Last reviewed: 22 August 2025
Key clinical features differentiating intracerebral haemorrhage (ICH) from other types of stroke in a primary care setting include:
- Sudden onset of neurological symptoms: ICH typically presents with sudden neurological deficits similar to ischaemic stroke, but may be accompanied by a more rapid progression of symptoms and decreased level of consciousness.
- Severe headache and vomiting: While headache can occur in ischaemic stroke, a severe headache is more suggestive of haemorrhagic stroke, including ICH.
- Neurological deterioration: Rapid neurological deterioration or decreased Glasgow Coma Scale (GCS) score is more common in ICH due to mass effect and increased intracranial pressure.

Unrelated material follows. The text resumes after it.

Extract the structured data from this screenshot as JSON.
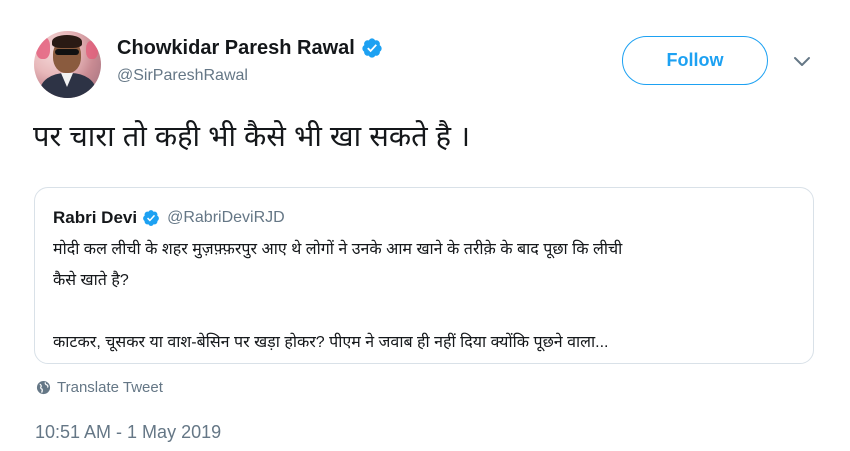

- Focal neurological signs: These may be similar in both ischaemic and haemorrhagic stroke, but in ICH they may be accompanied by signs of raised intracranial pressure such as vomiting and reduced consciousness.
- Absence of preceding transient ischaemic attack (TIA) symptoms: TIAs are more commonly associated with ischaemic stroke rather than haemorrhagic stroke.

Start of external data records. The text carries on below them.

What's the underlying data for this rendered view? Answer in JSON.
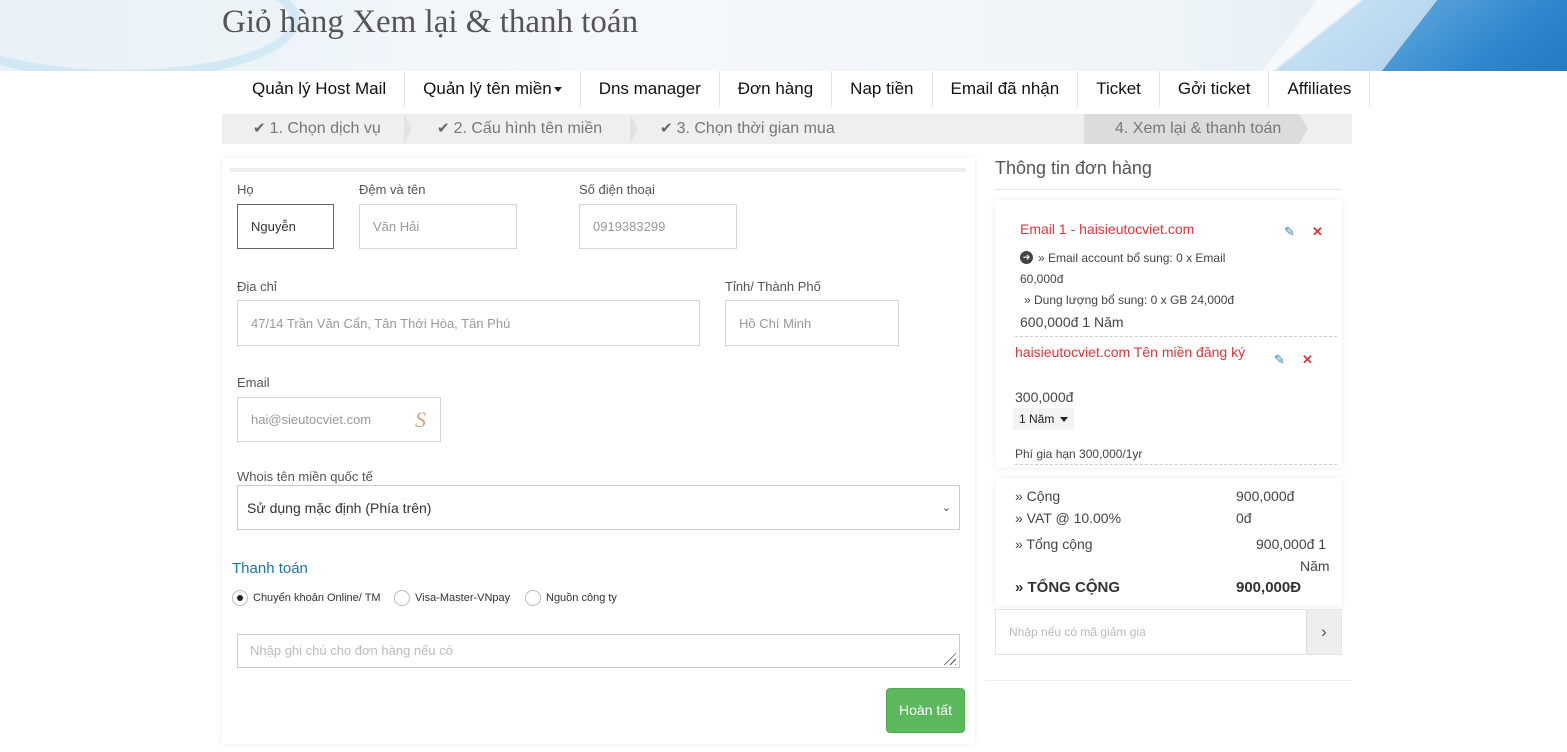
{
  "header": {
    "title": "Giỏ hàng Xem lại & thanh toán"
  },
  "nav": {
    "items": [
      "Quản lý Host Mail",
      "Quản lý tên miền",
      "Dns manager",
      "Đơn hàng",
      "Nap tiền",
      "Email đã nhận",
      "Ticket",
      "Gởi ticket",
      "Affiliates"
    ]
  },
  "steps": {
    "s1": "1. Chọn dịch vụ",
    "s2": "2. Cấu hình tên miền",
    "s3": "3. Chọn thời gian mua",
    "s4": "4. Xem lại & thanh toán"
  },
  "form": {
    "ho_label": "Họ",
    "ho_value": "Nguyễn",
    "ten_label": "Đệm và tên",
    "ten_value": "Văn Hải",
    "phone_label": "Số điện thoại",
    "phone_value": "0919383299",
    "address_label": "Địa chỉ",
    "address_value": "47/14 Trần Văn Cẩn, Tân Thới Hòa, Tân Phú",
    "city_label": "Tỉnh/ Thành Phố",
    "city_value": "Hồ Chí Minh",
    "email_label": "Email",
    "email_value": "hai@sieutocviet.com",
    "whois_label": "Whois tên miền quốc tế",
    "whois_value": "Sử dụng mặc định (Phía trên)",
    "payment_title": "Thanh toán",
    "payment_options": [
      "Chuyển khoản Online/ TM",
      "Visa-Master-VNpay",
      "Nguồn công ty"
    ],
    "note_placeholder": "Nhập ghi chú cho đơn hàng nếu có",
    "submit_label": "Hoàn tất"
  },
  "summary": {
    "title": "Thông tin đơn hàng",
    "item1": {
      "name": "Email 1 - haisieutocviet.com",
      "line1": "» Email account bổ sung: 0 x Email",
      "line1b": "60,000đ",
      "line2": "» Dung lượng bổ sung: 0 x GB 24,000đ",
      "price": "600,000đ 1 Năm"
    },
    "item2": {
      "name": "haisieutocviet.com Tên miền đăng ký",
      "price": "300,000đ",
      "period": "1 Năm",
      "renew": "Phí gia hạn 300,000/1yr"
    },
    "totals": {
      "subtotal_label": "» Cộng",
      "subtotal_value": "900,000đ",
      "vat_label": "» VAT @ 10.00%",
      "vat_value": "0đ",
      "total_label": "» Tổng cộng",
      "total_value": "900,000đ 1",
      "total_value_2": "Năm",
      "grand_label": "» TỔNG CỘNG",
      "grand_value": "900,000Đ"
    },
    "promo_placeholder": "Nhập nếu có mã giảm giá"
  }
}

- Use of validated stroke recognition tools: Tools like FAST can identify stroke symptoms but cannot differentiate ICH from ischaemic stroke; however, clinical suspicion of ICH should be raised if there is rapid deterioration or severe headache.
- Urgent referral and imaging: In primary care, any suspicion of stroke warrants urgent referral; CT brain imaging is essential to differentiate ICH from ischaemic stroke but is not typically performed in primary care.
In summary, while initial clinical features of ICH and ischaemic stroke overlap, key differentiators in primary care include rapid neurological deterioration, decreased consciousness, severe headache, and vomiting, which should prompt urgent hospital referral for imaging and management 1.